Machine Preference Index (MPI)
A quantitative benchmark measuring the probability of a brand being selected by an autonomous agent within a competitive set. The MPI replaces subjective human brand-health metrics with an objective calculation across variables including price competitiveness, fulfilment reliability, data latency, and completeness. It is the primary indicator of how effectively a brand's 1st-party data signal has been ingested and verified by AI systems.
Agentic Readiness
The state of an organisation's data infrastructure and its capacity to operate within machine-to-machine ecosystems in real time. It moves beyond attention-economy optimisation, focusing instead on machine legibility — achieved through API maturity, protocol enablement (MCP, WebMCP), and structured context delivery. Readiness gaps are identified via the Agentic Readiness Scorecard, a diagnostic tool built into the AGS framework.
Agentic Shelf
The invisible, binary consideration set curated by AI when performing a task on behalf of a user. It represents a fundamental departure from traditional retail and digital shelves, distinguished by the following characteristics:
- From Browsing to Filtering — unlike a human who browses a broad array of options, an agent scans a high-dimensional index and aggressively filters it down to a tiny, binary selection, often just one or two options, based on pure utility.

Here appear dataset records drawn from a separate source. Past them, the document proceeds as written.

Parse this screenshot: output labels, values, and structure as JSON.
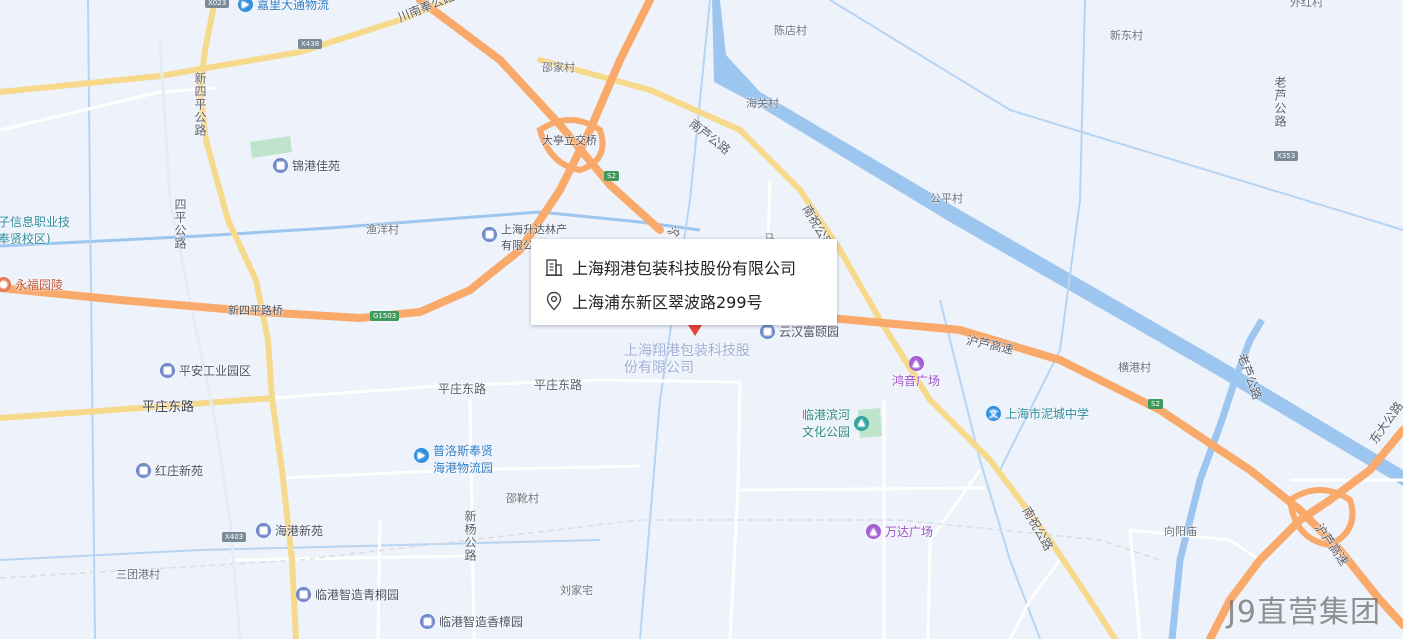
{
  "info_window": {
    "company_name": "上海翔港包装科技股份有限公司",
    "address": "上海浦东新区翠波路299号"
  },
  "marker": {
    "label": "上海翔港包装科技股份有限公司",
    "color": "#e8423b"
  },
  "watermark": "J9直营集团",
  "colors": {
    "background": "#eef2fa",
    "expressway": "#f9a96a",
    "major_road": "#f7d98c",
    "minor_road": "#ffffff",
    "water": "#9cc6ef",
    "green": "#bfe4cc"
  },
  "shields": {
    "x023": "X023",
    "x438": "X438",
    "s2_north": "S2",
    "g1503": "G1503",
    "x353": "X353",
    "s2_east": "S2",
    "x403": "X403"
  },
  "road_labels": {
    "chuannan": "川南奉公路",
    "xinsiping": "新四平公路",
    "siping": "四平公路",
    "nanlu": "南芦公路",
    "nanzhao_north": "南祝公路",
    "nanzhao_south": "南祝公路",
    "hulu_expressway": "沪芦高速",
    "hulu_expressway_se": "沪芦高速",
    "laolu_north": "老芦公路",
    "laolu_south": "老芦公路",
    "pingzhuang_west": "平庄东路",
    "pingzhuang_mid": "平庄东路",
    "pingzhuang_east": "平庄东路",
    "xinyang": "新杨公路",
    "dongda": "东大公路",
    "hu_vertical": "沪"
  },
  "place_labels": {
    "waihong": "外红村",
    "chendian": "陈店村",
    "shaojia": "邵家村",
    "xindong": "新东村",
    "haiguan": "海关村",
    "datingli": "大亭立交桥",
    "gongping": "公平村",
    "yuyang": "渔洋村",
    "xinsiping_bridge": "新四平路桥",
    "henggang": "横港村",
    "shaoxue": "邵靴村",
    "xiangyang": "向阳庙",
    "santuan": "三团港村",
    "liujia": "刘家宅",
    "ma": "马"
  },
  "pois": {
    "jiali": "嘉里大通物流",
    "jingang": "锦港佳苑",
    "xinxi_line1": "子信息职业技",
    "xinxi_line2": "奉贤校区)",
    "shengda_line1": "上海升达林产",
    "shengda_line2": "有限公",
    "yongfu": "永福园陵",
    "yunhan": "云汉富颐园",
    "hongyin": "鸿音广场",
    "pingan": "平安工业园区",
    "binhe_line1": "临港滨河",
    "binhe_line2": "文化公园",
    "nicheng_school": "上海市泥城中学",
    "puluosi_line1": "普洛斯奉贤",
    "puluosi_line2": "海港物流园",
    "hongzhuang": "红庄新苑",
    "haigang": "海港新苑",
    "wanda": "万达广场",
    "qingtong": "临港智造青桐园",
    "xiangzhang": "临港智造香樟园"
  }
}
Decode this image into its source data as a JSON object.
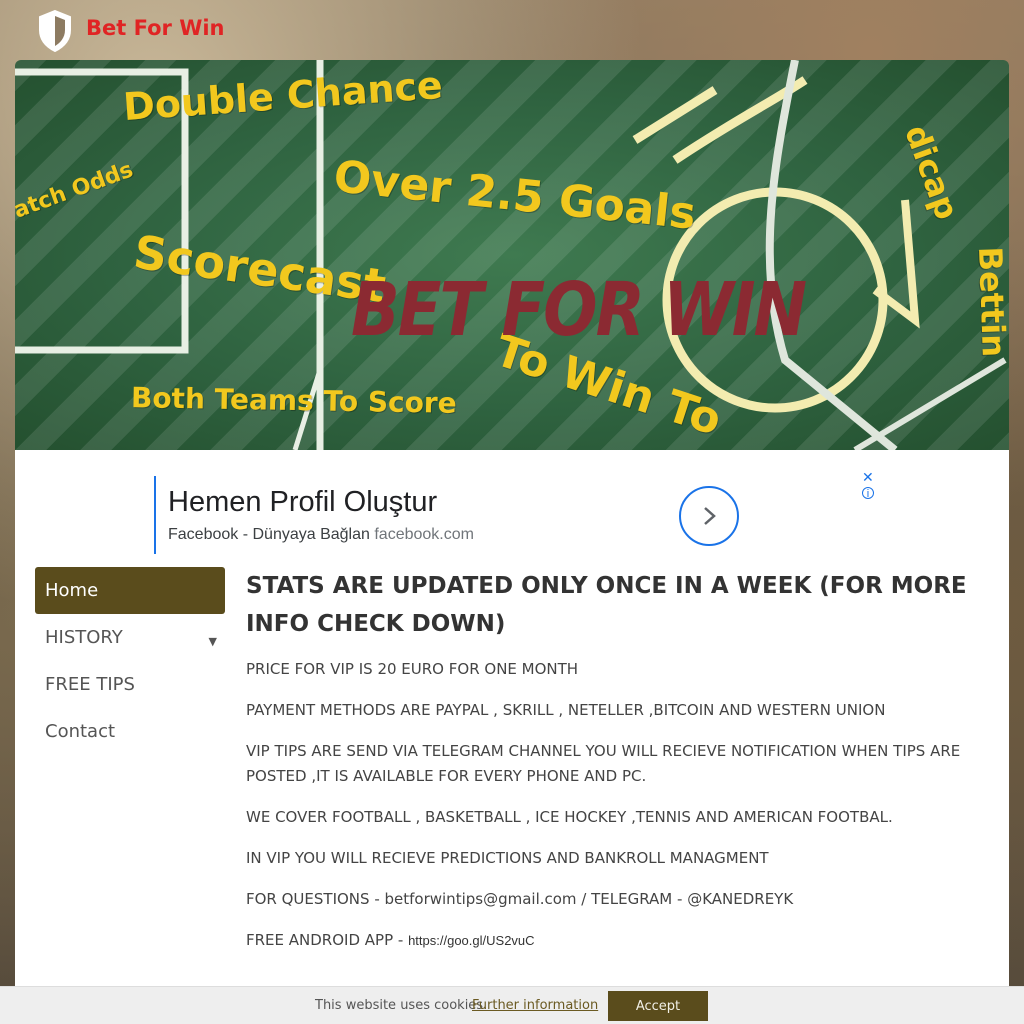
{
  "header": {
    "site_title": "Bet For Win",
    "logo_icon": "shield-icon"
  },
  "banner": {
    "brand_text": "BET FOR WIN",
    "chalk_words": {
      "double_chance": "Double Chance",
      "match_odds": "atch Odds",
      "over_goals": "Over 2.5 Goals",
      "scorecast": "Scorecast",
      "to_win": "To Win To",
      "btts": "Both Teams To Score",
      "handicap": "dicap",
      "betting": "Bettin"
    }
  },
  "ad": {
    "title": "Hemen Profil Oluştur",
    "subtitle": "Facebook - Dünyaya Bağlan",
    "domain": "facebook.com",
    "close_icon": "close-icon",
    "info_icon": "info-icon",
    "arrow_icon": "chevron-right-icon"
  },
  "nav": {
    "items": [
      {
        "label": "Home",
        "active": true
      },
      {
        "label": "HISTORY",
        "has_submenu": true
      },
      {
        "label": "FREE TIPS"
      },
      {
        "label": "Contact"
      }
    ],
    "caret": "▼"
  },
  "main": {
    "title": "STATS ARE UPDATED ONLY ONCE IN A WEEK (FOR MORE INFO CHECK DOWN)",
    "paragraphs": [
      "PRICE FOR VIP IS 20 EURO FOR ONE MONTH",
      "PAYMENT METHODS ARE PAYPAL , SKRILL , NETELLER ,BITCOIN AND WESTERN UNION",
      "VIP TIPS ARE SEND VIA TELEGRAM CHANNEL YOU WILL RECIEVE NOTIFICATION WHEN TIPS ARE POSTED ,IT IS AVAILABLE FOR EVERY PHONE AND PC.",
      "WE COVER FOOTBALL , BASKETBALL , ICE HOCKEY ,TENNIS AND AMERICAN FOOTBAL.",
      "IN VIP YOU WILL RECIEVE PREDICTIONS AND BANKROLL MANAGMENT",
      "FOR QUESTIONS - betforwintips@gmail.com / TELEGRAM - @KANEDREYK"
    ],
    "app_label": "FREE ANDROID APP - ",
    "app_link": "https://goo.gl/US2vuC"
  },
  "cookie": {
    "text": "This website uses cookies.",
    "link": "Further information",
    "accept": "Accept"
  },
  "colors": {
    "brand_red": "#e02424",
    "nav_active": "#5a4c1c",
    "ad_blue": "#1a73e8",
    "chalk_yellow": "#f2c81e"
  }
}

- A Shift in Battlefield — the competition has moved from Share of Mind (winning human attention via brand investment) to Share of Model (winning inclusion in the agent's narrow, logic-driven consideration set).
- Logic Over Aesthetics — because agents do not see creative or emotive copy, the shelf is not won through brand storytelling or ad spend. It is won by satisfying the Selection Logic — the machine-evaluable constraints (such as real-time pricing, inventory availability, and performance signals) that determine the agent's final choice.

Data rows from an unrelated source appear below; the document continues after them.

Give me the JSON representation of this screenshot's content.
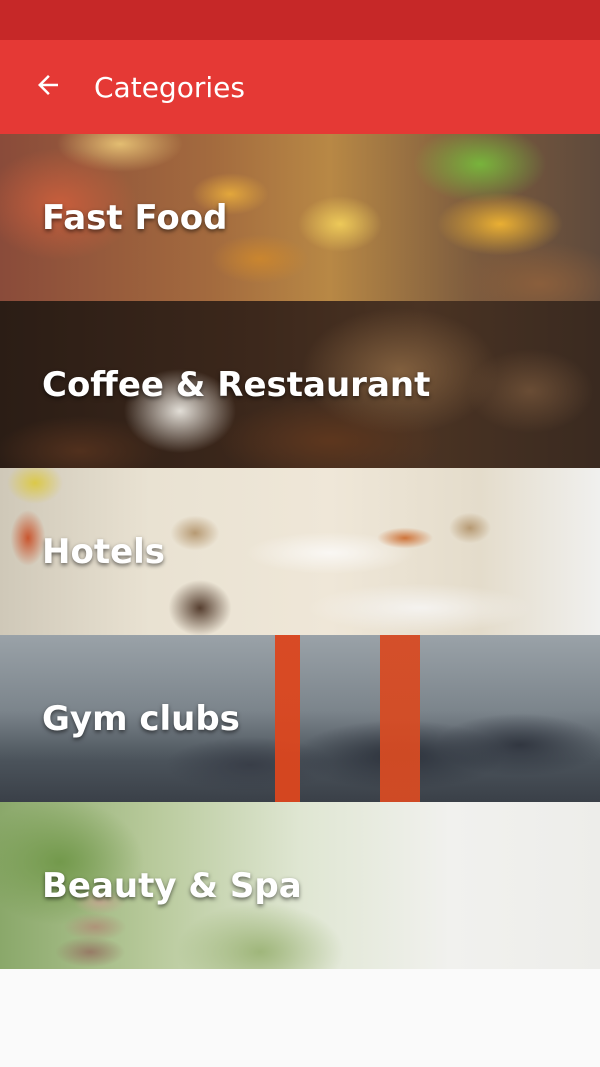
{
  "app_bar": {
    "title": "Categories",
    "back_icon": "arrow-left-icon",
    "color": "#e53935",
    "status_bar_color": "#c62828"
  },
  "categories": [
    {
      "label": "Fast Food"
    },
    {
      "label": "Coffee & Restaurant"
    },
    {
      "label": "Hotels"
    },
    {
      "label": "Gym clubs"
    },
    {
      "label": "Beauty & Spa"
    }
  ]
}
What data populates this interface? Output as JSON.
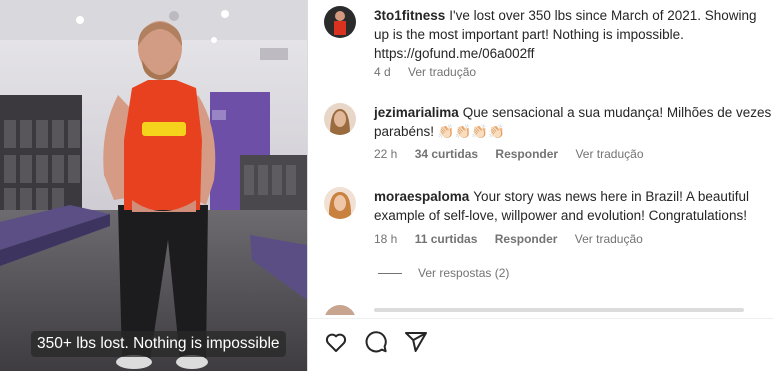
{
  "media": {
    "shirt_text": "HULKAMANIA",
    "caption": "350+ lbs lost. Nothing is impossible"
  },
  "comments": [
    {
      "username": "3to1fitness",
      "text": "I've lost over 350 lbs since March of 2021. Showing up is the most important part! Nothing is impossible. https://gofund.me/06a002ff",
      "time": "4 d",
      "translate": "Ver tradução"
    },
    {
      "username": "jezimarialima",
      "text": "Que sensacional a sua mudança! Milhões de vezes parabéns! 👏🏻👏🏻👏🏻👏🏻",
      "time": "22 h",
      "likes": "34 curtidas",
      "reply": "Responder",
      "translate": "Ver tradução"
    },
    {
      "username": "moraespaloma",
      "text": "Your story was news here in Brazil! A beautiful example of self-love, willpower and evolution! Congratulations!",
      "time": "18 h",
      "likes": "11 curtidas",
      "reply": "Responder",
      "translate": "Ver tradução",
      "view_replies": "Ver respostas (2)"
    }
  ],
  "icons": [
    "heart-icon",
    "comment-icon",
    "share-icon"
  ]
}
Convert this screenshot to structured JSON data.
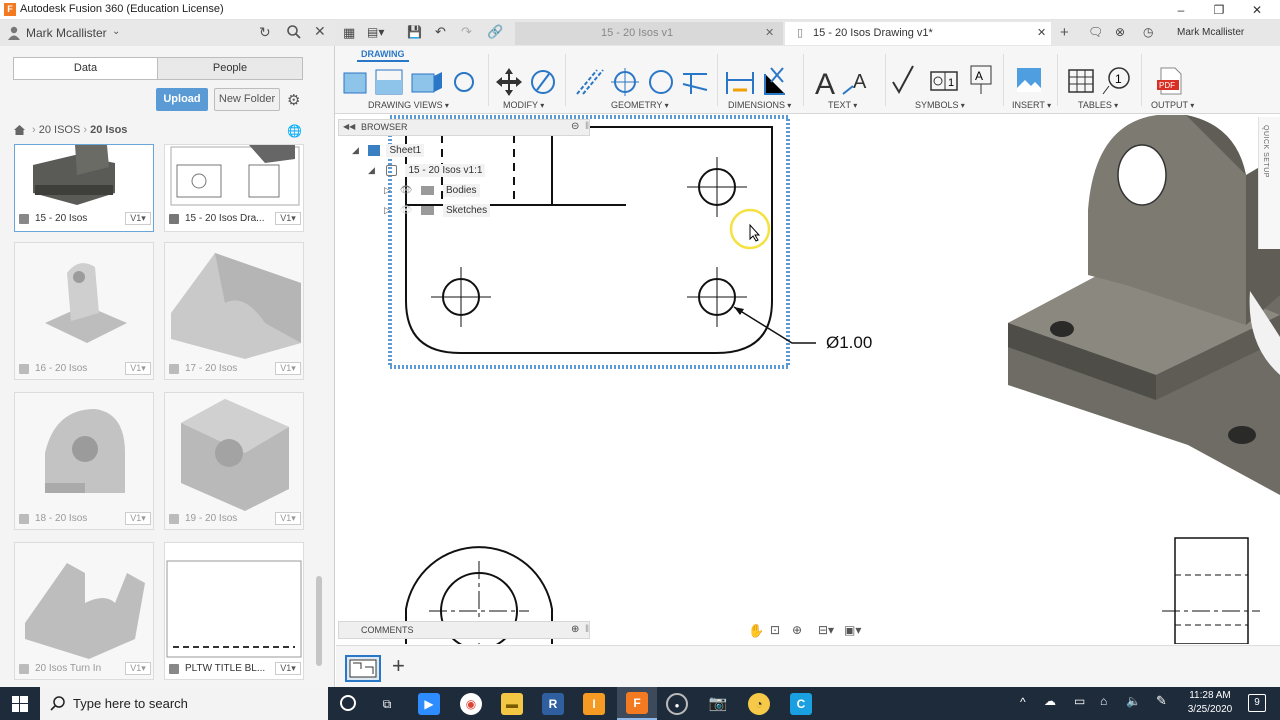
{
  "window": {
    "title": "Autodesk Fusion 360 (Education License)"
  },
  "user": {
    "name": "Mark Mcallister"
  },
  "left_panel": {
    "tabs": [
      "Data",
      "People"
    ],
    "upload_label": "Upload",
    "new_folder_label": "New Folder",
    "breadcrumb": [
      "20 ISOS",
      "20 Isos"
    ],
    "cards": [
      {
        "name": "15 - 20 Isos",
        "version": "V1▾"
      },
      {
        "name": "15 - 20 Isos Dra...",
        "version": "V1▾"
      },
      {
        "name": "16 - 20 Isos",
        "version": "V1▾"
      },
      {
        "name": "17 - 20 Isos",
        "version": "V1▾"
      },
      {
        "name": "18 - 20 Isos",
        "version": "V1▾"
      },
      {
        "name": "19 - 20 Isos",
        "version": "V1▾"
      },
      {
        "name": "20 Isos Turn In",
        "version": "V1▾"
      },
      {
        "name": "PLTW TITLE BL...",
        "version": "V1▾"
      }
    ]
  },
  "tabs": [
    {
      "label": "15 - 20 Isos v1"
    },
    {
      "label": "15 - 20 Isos Drawing v1*"
    }
  ],
  "ribbon": {
    "workspace_tab": "DRAWING",
    "groups": [
      "DRAWING VIEWS",
      "MODIFY",
      "GEOMETRY",
      "DIMENSIONS",
      "TEXT",
      "SYMBOLS",
      "INSERT",
      "TABLES",
      "OUTPUT"
    ]
  },
  "browser": {
    "title": "BROWSER",
    "sheet": "Sheet1",
    "component": "15 - 20 Isos v1:1",
    "items": [
      "Bodies",
      "Sketches"
    ]
  },
  "drawing": {
    "dimension": "Ø1.00"
  },
  "quick_setup": "QUICK SETUP",
  "comments": {
    "title": "COMMENTS"
  },
  "taskbar": {
    "search_placeholder": "Type here to search",
    "time": "11:28 AM",
    "date": "3/25/2020",
    "notifications": "9"
  }
}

- Invisible Existence — the shelf is fundamentally invisible to humans. If a brand fails to provide the high-fidelity, machine-readable signals necessary to meet an agent's Selection Logic, it is effectively excluded from the consideration set and ceases to exist within the machine-mediated market.
Technical Integration
The Autonomous Growth System is designed for compatibility with open agentic protocols. It interoperates with the Model Context Protocol (MCP) and WebMCP for structured context delivery to autonomous agents, and with Agent Communication Protocols (ACP) for machine-to-machine handshakes. Brand entities exposing MCP/WebMCP endpoints with verified 1st-party data signals are directly addressable within the Logic Auction.